The spontaneous abortion group had lower concentrations of sFlt-1 (median 528.0 [IQR 477.8] vs 1043.3 [IQR 596.0] pg/mL, P < .0001) and lower concentrations of PlGF (median 14.9 [IQR 8.8] vs 31.8 [IQR 35.1] pg/mL, P < .0001) compared to women who did not miscarry, with blood samples taken earlier (gestational age 69 vs 84 days, P < .0001) ( Table 1 ). The spontaneous abortion group did not differ from the background population with respect to maternal age, BMI, or parity. Women having spontaneous abortions within the first trimester of pregnancy had a trend toward lower concentrations of sFlt-1 (median 421.3 [IQR 407.6] vs 611.6 [IQR 549.7] pg/mL, P = .09), a trend toward lower PlGF (median 611.6 [IQR 549.7] vs 15.8 [IQR 9.1] pg/mL, P = .06), and earlier blood sampling compared to those having spontaneous abortions in the second trimester ( Table 1 ). Median time between blood sampling and spontaneous abortion diagnosis was 13 (IQR 9-20) days.
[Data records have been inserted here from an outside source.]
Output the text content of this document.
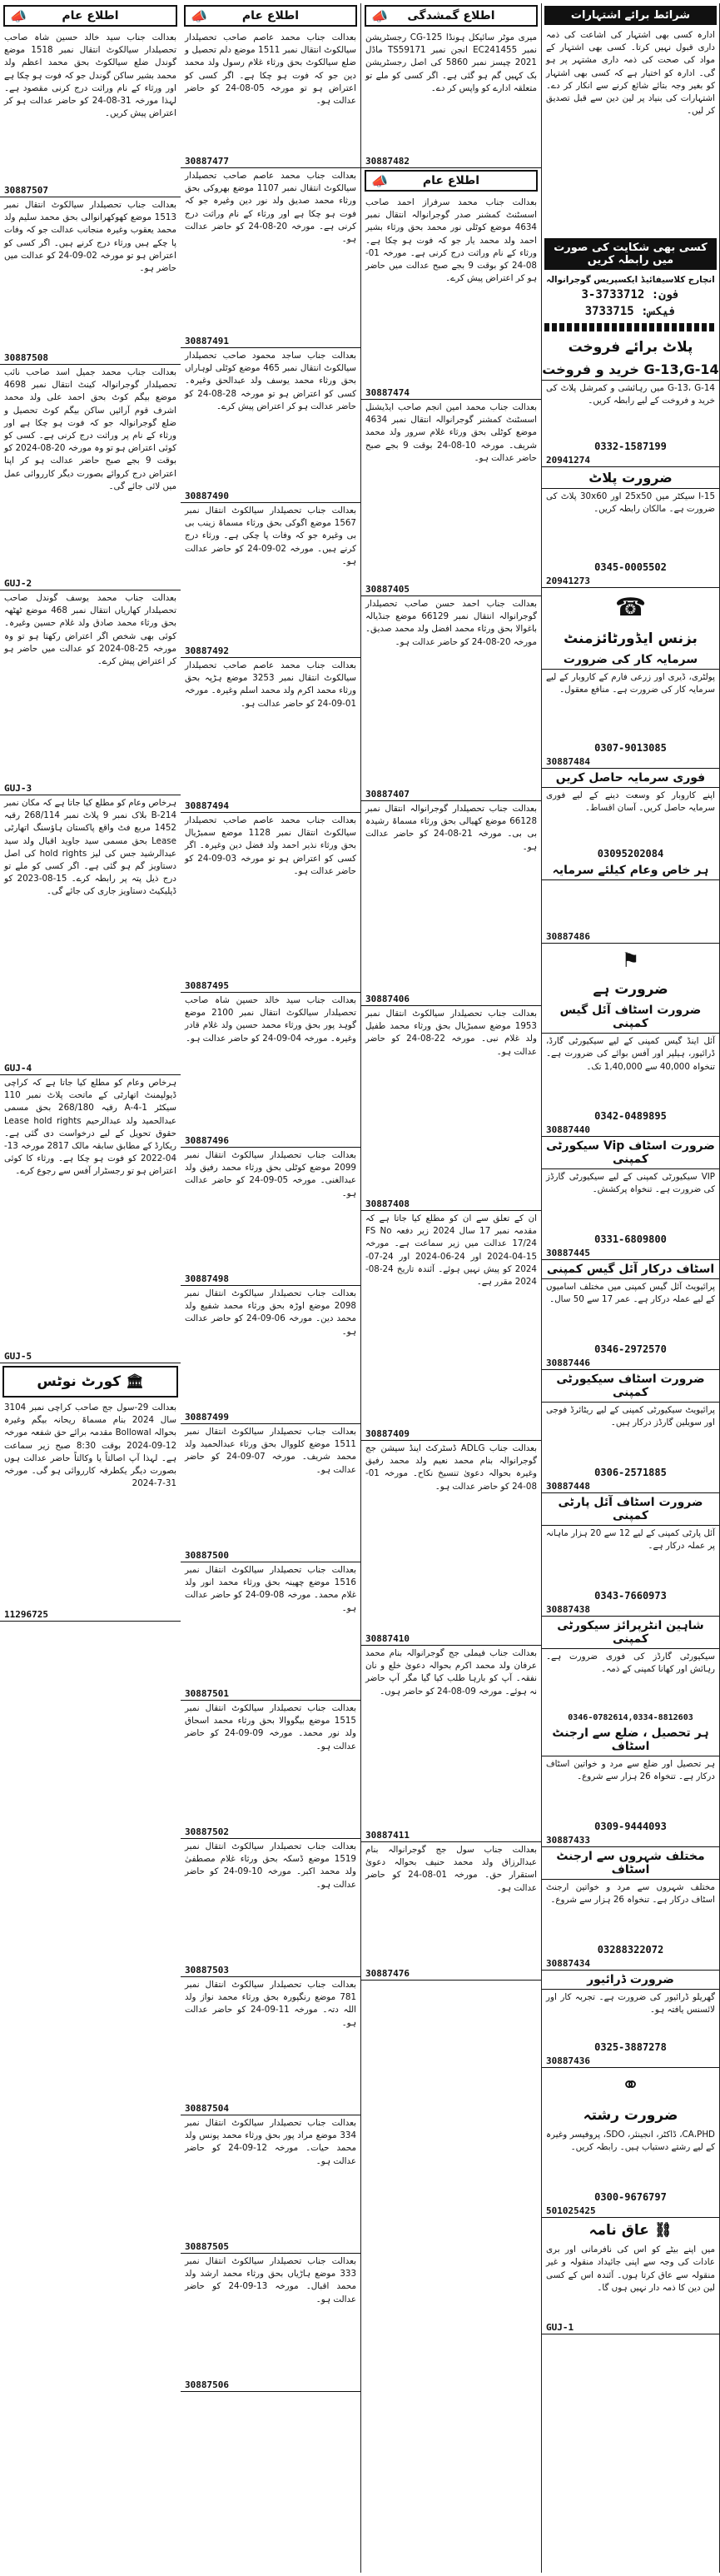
شرائط برائے اشتہارات
ادارہ کسی بھی اشتہار کی اشاعت کی ذمہ داری قبول نہیں کرتا۔ کسی بھی اشتہار کے مواد کی صحت کی ذمہ داری مشتہر پر ہو گی۔ ادارہ کو اختیار ہے کہ کسی بھی اشتہار کو بغیر وجہ بتائے شائع کرنے سے انکار کر دے۔ اشتہارات کی بنیاد پر لین دین سے قبل تصدیق کر لیں۔
کسی بھی شکایت کی صورت میں رابطہ کریں
انچارج کلاسیفائیڈ ایکسپریس گوجرانوالہ
فون: 3733712-3
فیکس: 3733715
پلاٹ برائے فروخت
G-13,G-14 خرید و فروخت
G-13، G-14 میں رہائشی و کمرشل پلاٹ کی خرید و فروخت کے لیے رابطہ کریں۔
0332-1587199
20941274
ضرورت پلاٹ
I-15 سیکٹر میں 25x50 اور 30x60 پلاٹ کی ضرورت ہے۔ مالکان رابطہ کریں۔
0345-0005502
20941273
☎
بزنس ایڈورٹائزمنٹ
سرمایہ کار کی ضرورت
پولٹری، ڈیری اور زرعی فارم کے کاروبار کے لیے سرمایہ کار کی ضرورت ہے۔ منافع معقول۔
0307-9013085
30887484
فوری سرمایہ حاصل کریں
اپنے کاروبار کو وسعت دینے کے لیے فوری سرمایہ حاصل کریں۔ آسان اقساط۔
03095202084
ہر خاص وعام کیلئے سرمایہ
30887486
⚑
ضرورت ہے
ضرورت اسٹاف آئل گیس کمپنی
آئل اینڈ گیس کمپنی کے لیے سیکیورٹی گارڈ، ڈرائیور، ہیلپر اور آفس بوائے کی ضرورت ہے۔ تنخواہ 40,000 سے 1,40,000 تک۔
0342-0489895
30887440
ضرورت اسٹاف Vip سیکورٹی کمپنی
VIP سیکیورٹی کمپنی کے لیے سیکیورٹی گارڈز کی ضرورت ہے۔ تنخواہ پرکشش۔
0331-6809800
30887445
اسٹاف درکار آئل گیس کمپنی
پرائیویٹ آئل گیس کمپنی میں مختلف اسامیوں کے لیے عملہ درکار ہے۔ عمر 17 سے 50 سال۔
0346-2972570
30887446
ضرورت اسٹاف سیکیورٹی کمپنی
پرائیویٹ سیکیورٹی کمپنی کے لیے ریٹائرڈ فوجی اور سویلین گارڈز درکار ہیں۔
0306-2571885
30887448
ضرورت اسٹاف آئل پارٹی کمپنی
آئل پارٹی کمپنی کے لیے 12 سے 20 ہزار ماہانہ پر عملہ درکار ہے۔
0343-7660973
30887438
شاہین انٹرپرائز سیکورٹی کمپنی
سیکیورٹی گارڈز کی فوری ضرورت ہے۔ رہائش اور کھانا کمپنی کے ذمہ۔
0346-0782614,0334-8812603
ہر تحصیل ، ضلع سے ارجنٹ اسٹاف
ہر تحصیل اور ضلع سے مرد و خواتین اسٹاف درکار ہے۔ تنخواہ 26 ہزار سے شروع۔
0309-9444093
30887433
مختلف شہروں سے ارجنٹ اسٹاف
مختلف شہروں سے مرد و خواتین ارجنٹ اسٹاف درکار ہے۔ تنخواہ 26 ہزار سے شروع۔
03288322072
30887434
ضرورت ڈرائیور
گھریلو ڈرائیور کی ضرورت ہے۔ تجربہ کار اور لائسنس یافتہ ہو۔
0325-3887278
30887436
⚭
ضرورت رشتہ
CA،PHD، ڈاکٹر، انجینئر، SDO، پروفیسر وغیرہ کے لیے رشتے دستیاب ہیں۔ رابطہ کریں۔
0300-9676797
501025425
⛓ عاق نامہ
میں اپنے بیٹے کو اس کی نافرمانی اور بری عادات کی وجہ سے اپنی جائیداد منقولہ و غیر منقولہ سے عاق کرتا ہوں۔ آئندہ اس کے کسی لین دین کا ذمہ دار نہیں ہوں گا۔
GUJ-1
📣 اطلاع گمشدگی
میری موٹر سائیکل ہونڈا CG-125 رجسٹریشن نمبر EC241455 انجن نمبر TS59171 ماڈل 2021 چیسز نمبر 5860 کی اصل رجسٹریشن بک کہیں گم ہو گئی ہے۔ اگر کسی کو ملے تو متعلقہ ادارے کو واپس کر دے۔
30887482
📣	اطلاع عام
بعدالت جناب محمد سرفراز احمد صاحب اسسٹنٹ کمشنر صدر گوجرانوالہ انتقال نمبر 4634 موضع کوٹلی نور محمد بحق ورثاء بشیر احمد ولد محمد یار جو کہ فوت ہو چکا ہے۔ ورثاء کے نام وراثت درج کرنی ہے۔ مورخہ 01-08-24 کو بوقت 9 بجے صبح عدالت میں حاضر ہو کر اعتراض پیش کرے۔
30887474
بعدالت جناب محمد امین انجم صاحب ایڈیشنل اسسٹنٹ کمشنر گوجرانوالہ انتقال نمبر 4634 موضع کوٹلی بحق ورثاء غلام سرور ولد محمد شریف۔ مورخہ 10-08-24 بوقت 9 بجے صبح حاضر عدالت ہو۔
30887405
بعدالت جناب احمد حسن صاحب تحصیلدار گوجرانوالہ انتقال نمبر 66129 موضع جنڈیالہ باغوالا بحق ورثاء محمد افضل ولد محمد صدیق۔ مورخہ 20-08-24 کو حاضر عدالت ہو۔
30887407
بعدالت جناب تحصیلدار گوجرانوالہ انتقال نمبر 66128 موضع کھیالی بحق ورثاء مسماۃ رشیدہ بی بی۔ مورخہ 21-08-24 کو حاضر عدالت ہو۔
30887406
بعدالت جناب تحصیلدار سیالکوٹ انتقال نمبر 1953 موضع سمبڑیال بحق ورثاء محمد طفیل ولد غلام نبی۔ مورخہ 22-08-24 کو حاضر عدالت ہو۔
30887408
ان کے تعلق سے ان کو مطلع کیا جاتا ہے کہ مقدمہ نمبر 17 سال 2024 زیر دفعہ FS No 17/24 عدالت میں زیر سماعت ہے۔ مورخہ 15-04-2024 اور 24-06-2024 اور 24-07-2024 کو پیش نہیں ہوئے۔ آئندہ تاریخ 24-08-2024 مقرر ہے۔
30887409
بعدالت جناب ADLG ڈسٹرکٹ اینڈ سیشن جج گوجرانوالہ بنام محمد نعیم ولد محمد رفیق وغیرہ بحوالہ دعویٰ تنسیخ نکاح۔ مورخہ 01-08-24 کو حاضر عدالت ہو۔
30887410
بعدالت جناب فیملی جج گوجرانوالہ بنام محمد عرفان ولد محمد اکرم بحوالہ دعویٰ خلع و نان نفقہ۔ آپ کو بارہا طلب کیا گیا مگر آپ حاضر نہ ہوئے۔ مورخہ 09-08-24 کو حاضر ہوں۔
30887411
بعدالت جناب سول جج گوجرانوالہ بنام عبدالرزاق ولد محمد حنیف بحوالہ دعویٰ استقرار حق۔ مورخہ 01-08-24 کو حاضر عدالت ہو۔
30887476
📣	اطلاع عام
بعدالت جناب محمد عاصم صاحب تحصیلدار سیالکوٹ انتقال نمبر 1511 موضع دلم تحصیل و ضلع سیالکوٹ بحق ورثاء غلام رسول ولد محمد دین جو کہ فوت ہو چکا ہے۔ اگر کسی کو اعتراض ہو تو مورخہ 05-08-24 کو حاضر عدالت ہو۔
30887477
بعدالت جناب محمد عاصم صاحب تحصیلدار سیالکوٹ انتقال نمبر 1107 موضع بھروکی بحق ورثاء محمد صدیق ولد نور دین وغیرہ جو کہ فوت ہو چکا ہے اور ورثاء کے نام وراثت درج کرنی ہے۔ مورخہ 20-08-24 کو حاضر عدالت ہو۔
30887491
بعدالت جناب ساجد محمود صاحب تحصیلدار سیالکوٹ انتقال نمبر 465 موضع کوٹلی لوہاراں بحق ورثاء محمد یوسف ولد عبدالحق وغیرہ۔ کسی کو اعتراض ہو تو مورخہ 28-08-24 کو حاضر عدالت ہو کر اعتراض پیش کرے۔
30887490
بعدالت جناب تحصیلدار سیالکوٹ انتقال نمبر 1567 موضع اگوکی بحق ورثاء مسماۃ زینب بی بی وغیرہ جو کہ وفات پا چکی ہے۔ ورثاء درج کرنے ہیں۔ مورخہ 02-09-24 کو حاضر عدالت ہو۔
30887492
بعدالت جناب محمد عاصم صاحب تحصیلدار سیالکوٹ انتقال نمبر 3253 موضع ہڑپہ بحق ورثاء محمد اکرم ولد محمد اسلم وغیرہ۔ مورخہ 01-09-24 کو حاضر عدالت ہو۔
30887494
بعدالت جناب محمد عاصم صاحب تحصیلدار سیالکوٹ انتقال نمبر 1128 موضع سمبڑیال بحق ورثاء نذیر احمد ولد فضل دین وغیرہ۔ اگر کسی کو اعتراض ہو تو مورخہ 03-09-24 کو حاضر عدالت ہو۔
30887495
بعدالت جناب سید خالد حسین شاہ صاحب تحصیلدار سیالکوٹ انتقال نمبر 2100 موضع گوہد پور بحق ورثاء محمد حسین ولد غلام قادر وغیرہ۔ مورخہ 04-09-24 کو حاضر عدالت ہو۔
30887496
بعدالت جناب تحصیلدار سیالکوٹ انتقال نمبر 2099 موضع کوٹلی بحق ورثاء محمد رفیق ولد عبدالغنی۔ مورخہ 05-09-24 کو حاضر عدالت ہو۔
30887498
بعدالت جناب تحصیلدار سیالکوٹ انتقال نمبر 2098 موضع اوڑہ بحق ورثاء محمد شفیع ولد محمد دین۔ مورخہ 06-09-24 کو حاضر عدالت ہو۔
30887499
بعدالت جناب تحصیلدار سیالکوٹ انتقال نمبر 1511 موضع کلووال بحق ورثاء عبدالحمید ولد محمد شریف۔ مورخہ 07-09-24 کو حاضر عدالت ہو۔
30887500
بعدالت جناب تحصیلدار سیالکوٹ انتقال نمبر 1516 موضع چھینہ بحق ورثاء محمد انور ولد غلام محمد۔ مورخہ 08-09-24 کو حاضر عدالت ہو۔
30887501
بعدالت جناب تحصیلدار سیالکوٹ انتقال نمبر 1515 موضع بیگووالا بحق ورثاء محمد اسحاق ولد نور محمد۔ مورخہ 09-09-24 کو حاضر عدالت ہو۔
30887502
بعدالت جناب تحصیلدار سیالکوٹ انتقال نمبر 1519 موضع ڈسکہ بحق ورثاء غلام مصطفیٰ ولد محمد اکبر۔ مورخہ 10-09-24 کو حاضر عدالت ہو۔
30887503
بعدالت جناب تحصیلدار سیالکوٹ انتقال نمبر 781 موضع رنگپورہ بحق ورثاء محمد نواز ولد اللہ دتہ۔ مورخہ 11-09-24 کو حاضر عدالت ہو۔
30887504
بعدالت جناب تحصیلدار سیالکوٹ انتقال نمبر 334 موضع مراد پور بحق ورثاء محمد یونس ولد محمد حیات۔ مورخہ 12-09-24 کو حاضر عدالت ہو۔
30887505
بعدالت جناب تحصیلدار سیالکوٹ انتقال نمبر 333 موضع ہاڑیاں بحق ورثاء محمد ارشد ولد محمد اقبال۔ مورخہ 13-09-24 کو حاضر عدالت ہو۔
30887506
📣	اطلاع عام
بعدالت جناب سید خالد حسین شاہ صاحب تحصیلدار سیالکوٹ انتقال نمبر 1518 موضع گوندل ضلع سیالکوٹ بحق محمد اعظم ولد محمد بشیر ساکن گوندل جو کہ فوت ہو چکا ہے اور ورثاء کے نام وراثت درج کرنی مقصود ہے۔ لہذا مورخہ 31-08-24 کو حاضر عدالت ہو کر اعتراض پیش کریں۔
30887507
بعدالت جناب تحصیلدار سیالکوٹ انتقال نمبر 1513 موضع کھوکھرانوالی بحق محمد سلیم ولد محمد یعقوب وغیرہ منجانب عدالت جو کہ وفات پا چکے ہیں ورثاء درج کرنے ہیں۔ اگر کسی کو اعتراض ہو تو مورخہ 02-09-24 کو عدالت میں حاضر ہو۔
30887508
بعدالت جناب محمد جمیل اسد صاحب نائب تحصیلدار گوجرانوالہ کینٹ انتقال نمبر 4698 موضع بیگم کوٹ بحق احمد علی ولد محمد اشرف قوم آرائیں ساکن بیگم کوٹ تحصیل و ضلع گوجرانوالہ جو کہ فوت ہو چکا ہے اور ورثاء کے نام پر وراثت درج کرنی ہے۔ کسی کو کوئی اعتراض ہو تو وہ مورخہ 20-08-2024 کو بوقت 9 بجے صبح حاضر عدالت ہو کر اپنا اعتراض درج کروائے بصورت دیگر کارروائی عمل میں لائی جائے گی۔
GUJ-2
بعدالت جناب محمد یوسف گوندل صاحب تحصیلدار کھاریاں انتقال نمبر 468 موضع ٹھٹھہ بحق ورثاء محمد صادق ولد غلام حسین وغیرہ۔ کوئی بھی شخص اگر اعتراض رکھتا ہو تو وہ مورخہ 25-08-2024 کو عدالت میں حاضر ہو کر اعتراض پیش کرے۔
GUJ-3
ہرخاص وعام کو مطلع کیا جاتا ہے کہ مکان نمبر B-214 بلاک نمبر 9 پلاٹ نمبر 268/114 رقبہ 1452 مربع فٹ واقع پاکستان ہاؤسنگ اتھارٹی Lease بحق مسمی سید جاوید اقبال ولد سید عبدالرشید جس کی لیز hold rights کی اصل دستاویز گم ہو گئی ہے۔ اگر کسی کو ملے تو درج ذیل پتہ پر رابطہ کرے۔ 15-08-2023 کو ڈپلیکیٹ دستاویز جاری کی جائے گی۔
GUJ-4
ہرخاص وعام کو مطلع کیا جاتا ہے کہ کراچی ڈیولپمنٹ اتھارٹی کے ماتحت پلاٹ نمبر 110 سیکٹر A-4-1 رقبہ 268/180 بحق مسمی عبدالحمید ولد عبدالرحیم Lease hold rights حقوق تحویل کے لیے درخواست دی گئی ہے۔ ریکارڈ کے مطابق سابقہ مالک 2817 مورخہ 13-04-2022 کو فوت ہو چکا ہے۔ ورثاء کا کوئی اعتراض ہو تو رجسٹرار آفس سے رجوع کرے۔
GUJ-5
🏛 کورٹ نوٹس
بعدالت 29-سول جج صاحب کراچی نمبر 3104 سال 2024 بنام مسماۃ ریحانہ بیگم وغیرہ بحوالہ Bollowal مقدمہ برائے حق شفعہ مورخہ 12-09-2024 بوقت 8:30 صبح زیر سماعت ہے۔ لہذا آپ اصالتاً یا وکالتاً حاضر عدالت ہوں بصورت دیگر یکطرفہ کارروائی ہو گی۔ مورخہ 31-7-2024
11296725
| No spontaneous abortion | Spontaneous abortion | P value | First-trimester spontaneous abortion | Second-trimester spontaneous abortion | P value | |||||
|---|---|---|---|---|---|---|---|---|---|---|
| n | 1617 | 59 | 26 | 33 | ||||||
| sFlt-1, pg/mL, median (IQR) | 1043.3 | (596) | 528 | (477.8) | <.0001 | 421.3 | (407.6) | 611.6 | (549.7) | .09 |
| PlGF, pg/mL, median (IQR) | 31.8 | (35.1) | 14.9 | (8.8) | <.0001 | 13.5 | (5.7) | 15.8 | (9.1) | .06 |
| GA blood sampling, d, median (IQR) | 84 | (32) | 69 | (12.5) | <.0001 | 65 | (7) | 74 | (9) | .001 |
| GA at time of spontaneous abortion, d, median (IQR) | – | – | 85.5 | (14) | – | 76 | (12) | 89.5 | (7) | <.0001 |
| Maternal age, y, mean (SD) | 30.2 | (4.5) | 30.6 | (5.8) | NS | 30.7 | (5.9) | 30.5 | (5.7) | NS |
| Maternal prepregnancy BMI, mean (SD) | 24.3 | (4.4) | 24.2 | (4.1) | NS | 24.1 | (3.7) | 24.3 | (4.4) | NS |
| Smoking in pregnancy, n (%) | 83 | (5.1) | 1 | (1.7) | NS | 1 | (3.8) | 0 | (0) | NS |
| Nullipara, n (%) | 915 | (56.6) | 30 | (50.8) | NS | 14 | (53.8) | 16 | (48.5) | NS |
PlGF concentrations were correlated to the number of days between blood sampling and subsequent spontaneous abortion, adjusted for gestational age at blood sampling (β = 0.26, P = .01), however sFlt-1 concentrations were not (β = 1.44, P = .3). Subanalyses demonstrated that concentrations of PlGF and sFlt-1 did not differ significantly between women who had complete or incomplete spontaneous abortions, respective to women with missed abortions. Furthermore, concentrations of the biomarkers were not significantly different between women with spontaneous abortion overall, and women with stillbirth >22 weeks’ gestation (n = 6) (data not shown).
Time-dependent effects
PlGF increased continuously with gestational age ( Figure 1 ). The median PlGF value was >10-fold lower in gestational week 8 (14.9 [IQR 12.6-19.3] pg/mL) relative to gestational week 21 (168.9 [IQR 134.4-292.0] pg/mL). The sFlt-1 also increased with gestational age until the end of first trimester. At gestational week 12, mean sFlt-1 was 1064.9 (IQR 814.2-1373.9) pg/mL compared with 1276.7 (IQR 956.1-1708.0) pg/mL in gestational week 21 ( Figure 2 ). In the Cox proportional hazards regression model adjusted for maternal covariates, both sFlt-1 and PlGF were significantly associated with a decreased hazard ratio for spontaneous abortion: sFlt-1, 0.996 (95% confidence interval [CI], 0.995–0.997), and PlGF, 0.89 (95% CI, 0.86–0.93) ( Supplemental Table 1 ).